Critics Say North Carolina Is Curbing Black Vote. Again. - The New York Times

by Michael Wines

FAYETTEVILLE, N.C. — When a federal appeals court overturned much of North Carolina’s sweeping 2013 election law last month, saying it had been deliberately intended to discourage African-Americans from voting,something else was tossed out as well: the ground rulesfor this year’s elections in a critical swing state. In each of the state’s 100 counties, local elections boards scheduled new hearings and last week filed the last of their new election rules with the state.
Now, critics are accusing some of the boards, all of which are controlled by Republicans, of staging an end run around a court ruling they are supposed to carry out. Like the law that was struck down, say voting rights advocacy groups and some Democrats who are contesting the rewritten election plans, many election plans have been intentionally written to suppress the black vote.
“It is equal to voter suppression in its worst way,” said Courtney Patterson, the sole Democrat on the Lenoir County elections board.
He was referring to a proposal by the board’s two Republicans to allow 106.5 hours of early voting before the Nov. 8 election — less than a quarter of the time allowed in the 2012 presidential election — and to limit early balloting to a single polling place in the county seat of a largely rural eastern North Carolina county that sprawls over 403 square miles.

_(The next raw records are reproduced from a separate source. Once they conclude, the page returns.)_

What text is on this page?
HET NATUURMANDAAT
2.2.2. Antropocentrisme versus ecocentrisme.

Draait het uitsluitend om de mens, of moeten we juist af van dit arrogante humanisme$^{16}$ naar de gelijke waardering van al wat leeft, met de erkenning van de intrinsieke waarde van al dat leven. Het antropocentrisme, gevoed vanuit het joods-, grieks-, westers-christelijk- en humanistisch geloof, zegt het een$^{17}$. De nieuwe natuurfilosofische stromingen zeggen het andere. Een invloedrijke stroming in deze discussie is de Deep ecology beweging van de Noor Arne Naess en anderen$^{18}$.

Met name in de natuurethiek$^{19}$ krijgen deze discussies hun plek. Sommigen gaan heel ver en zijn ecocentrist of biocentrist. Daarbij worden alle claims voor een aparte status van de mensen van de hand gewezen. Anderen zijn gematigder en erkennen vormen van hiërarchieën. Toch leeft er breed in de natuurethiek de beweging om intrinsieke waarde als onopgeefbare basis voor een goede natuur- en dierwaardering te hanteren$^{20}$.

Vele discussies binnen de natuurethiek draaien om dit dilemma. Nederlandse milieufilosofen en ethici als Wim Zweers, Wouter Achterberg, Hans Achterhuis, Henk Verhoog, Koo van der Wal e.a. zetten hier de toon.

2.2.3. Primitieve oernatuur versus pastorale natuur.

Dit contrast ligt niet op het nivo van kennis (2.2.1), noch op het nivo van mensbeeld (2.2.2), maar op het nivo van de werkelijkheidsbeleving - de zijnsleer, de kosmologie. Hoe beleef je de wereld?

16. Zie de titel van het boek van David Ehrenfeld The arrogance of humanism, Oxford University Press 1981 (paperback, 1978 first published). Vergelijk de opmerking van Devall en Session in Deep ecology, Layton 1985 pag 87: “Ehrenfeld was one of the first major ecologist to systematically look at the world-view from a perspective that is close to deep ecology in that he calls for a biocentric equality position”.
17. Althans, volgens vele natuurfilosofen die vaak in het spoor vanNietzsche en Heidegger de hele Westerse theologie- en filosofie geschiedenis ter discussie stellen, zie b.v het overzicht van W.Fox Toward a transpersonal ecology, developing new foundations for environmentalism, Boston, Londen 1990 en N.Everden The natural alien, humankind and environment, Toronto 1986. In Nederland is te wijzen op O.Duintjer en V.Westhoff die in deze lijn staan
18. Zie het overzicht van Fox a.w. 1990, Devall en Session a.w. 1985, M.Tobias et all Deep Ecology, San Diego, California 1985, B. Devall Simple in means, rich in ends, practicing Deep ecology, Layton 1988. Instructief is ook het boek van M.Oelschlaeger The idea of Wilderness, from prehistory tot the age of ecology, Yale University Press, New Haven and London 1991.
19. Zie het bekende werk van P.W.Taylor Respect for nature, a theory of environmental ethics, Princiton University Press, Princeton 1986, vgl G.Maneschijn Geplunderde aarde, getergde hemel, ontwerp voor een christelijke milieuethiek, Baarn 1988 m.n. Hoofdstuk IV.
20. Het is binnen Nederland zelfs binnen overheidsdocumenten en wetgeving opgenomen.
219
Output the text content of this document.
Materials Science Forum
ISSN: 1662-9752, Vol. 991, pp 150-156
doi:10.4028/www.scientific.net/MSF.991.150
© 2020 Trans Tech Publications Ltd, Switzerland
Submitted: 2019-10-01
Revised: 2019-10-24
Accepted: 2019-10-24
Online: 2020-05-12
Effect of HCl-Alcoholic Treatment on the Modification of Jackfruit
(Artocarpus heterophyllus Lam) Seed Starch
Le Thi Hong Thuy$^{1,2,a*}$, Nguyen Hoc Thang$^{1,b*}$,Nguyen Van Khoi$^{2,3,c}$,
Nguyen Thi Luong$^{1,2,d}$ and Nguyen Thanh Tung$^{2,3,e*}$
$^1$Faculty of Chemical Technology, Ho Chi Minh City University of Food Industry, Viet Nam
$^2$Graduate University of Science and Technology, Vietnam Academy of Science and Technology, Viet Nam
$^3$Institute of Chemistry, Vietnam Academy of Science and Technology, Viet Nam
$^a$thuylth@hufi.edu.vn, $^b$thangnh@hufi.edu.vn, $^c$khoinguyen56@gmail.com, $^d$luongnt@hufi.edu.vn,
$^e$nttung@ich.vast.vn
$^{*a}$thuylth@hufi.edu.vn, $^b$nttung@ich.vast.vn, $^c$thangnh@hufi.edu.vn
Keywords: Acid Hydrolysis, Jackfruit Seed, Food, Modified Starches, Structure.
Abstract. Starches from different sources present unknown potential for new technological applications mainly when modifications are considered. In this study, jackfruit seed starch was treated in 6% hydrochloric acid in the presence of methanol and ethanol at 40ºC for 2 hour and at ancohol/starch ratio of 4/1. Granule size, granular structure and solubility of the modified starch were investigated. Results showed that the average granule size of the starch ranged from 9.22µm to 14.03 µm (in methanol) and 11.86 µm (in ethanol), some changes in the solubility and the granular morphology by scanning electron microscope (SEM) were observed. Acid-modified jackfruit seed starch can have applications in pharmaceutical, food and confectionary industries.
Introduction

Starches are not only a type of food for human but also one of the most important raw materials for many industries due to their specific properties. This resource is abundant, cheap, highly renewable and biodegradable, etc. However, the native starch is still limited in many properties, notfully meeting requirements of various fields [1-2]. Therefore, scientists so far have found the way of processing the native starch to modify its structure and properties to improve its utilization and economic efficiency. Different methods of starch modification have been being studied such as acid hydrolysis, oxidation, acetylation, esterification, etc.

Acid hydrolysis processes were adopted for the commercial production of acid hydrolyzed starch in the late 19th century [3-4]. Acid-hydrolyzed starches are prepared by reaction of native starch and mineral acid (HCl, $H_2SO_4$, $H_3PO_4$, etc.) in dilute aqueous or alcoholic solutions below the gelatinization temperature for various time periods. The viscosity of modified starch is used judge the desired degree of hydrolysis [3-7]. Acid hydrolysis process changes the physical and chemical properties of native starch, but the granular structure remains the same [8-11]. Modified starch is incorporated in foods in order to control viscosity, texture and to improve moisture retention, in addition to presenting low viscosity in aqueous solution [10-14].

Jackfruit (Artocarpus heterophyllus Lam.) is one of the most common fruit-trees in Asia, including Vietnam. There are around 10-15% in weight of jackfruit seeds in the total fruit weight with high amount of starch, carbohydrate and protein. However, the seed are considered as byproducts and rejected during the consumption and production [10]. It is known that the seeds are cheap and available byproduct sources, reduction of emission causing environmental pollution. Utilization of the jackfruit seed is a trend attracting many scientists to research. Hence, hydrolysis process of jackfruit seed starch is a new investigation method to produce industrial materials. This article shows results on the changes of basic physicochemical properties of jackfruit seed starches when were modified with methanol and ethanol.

In a county where Democrats outnumber Republicans by better than two to one, and four in 10 voters are black, the election plan limits voting to a single weekend day, and on weekdays demands that residents, including those who are poor and do not own cars, make long trips to cast a ballot.
Republicans, who wrote and passed the 2013 law and control all 100 county election boards, deny the rules reflect anything inappropriate.
“Purely bogus,” Robin C. Hayes, the state Republican Party chairman, said Tuesday in an interview. “In fact, we’re working hard to increase the vote from every region and from every interest group. And by the way, no great surprise: We want them to vote Republican.”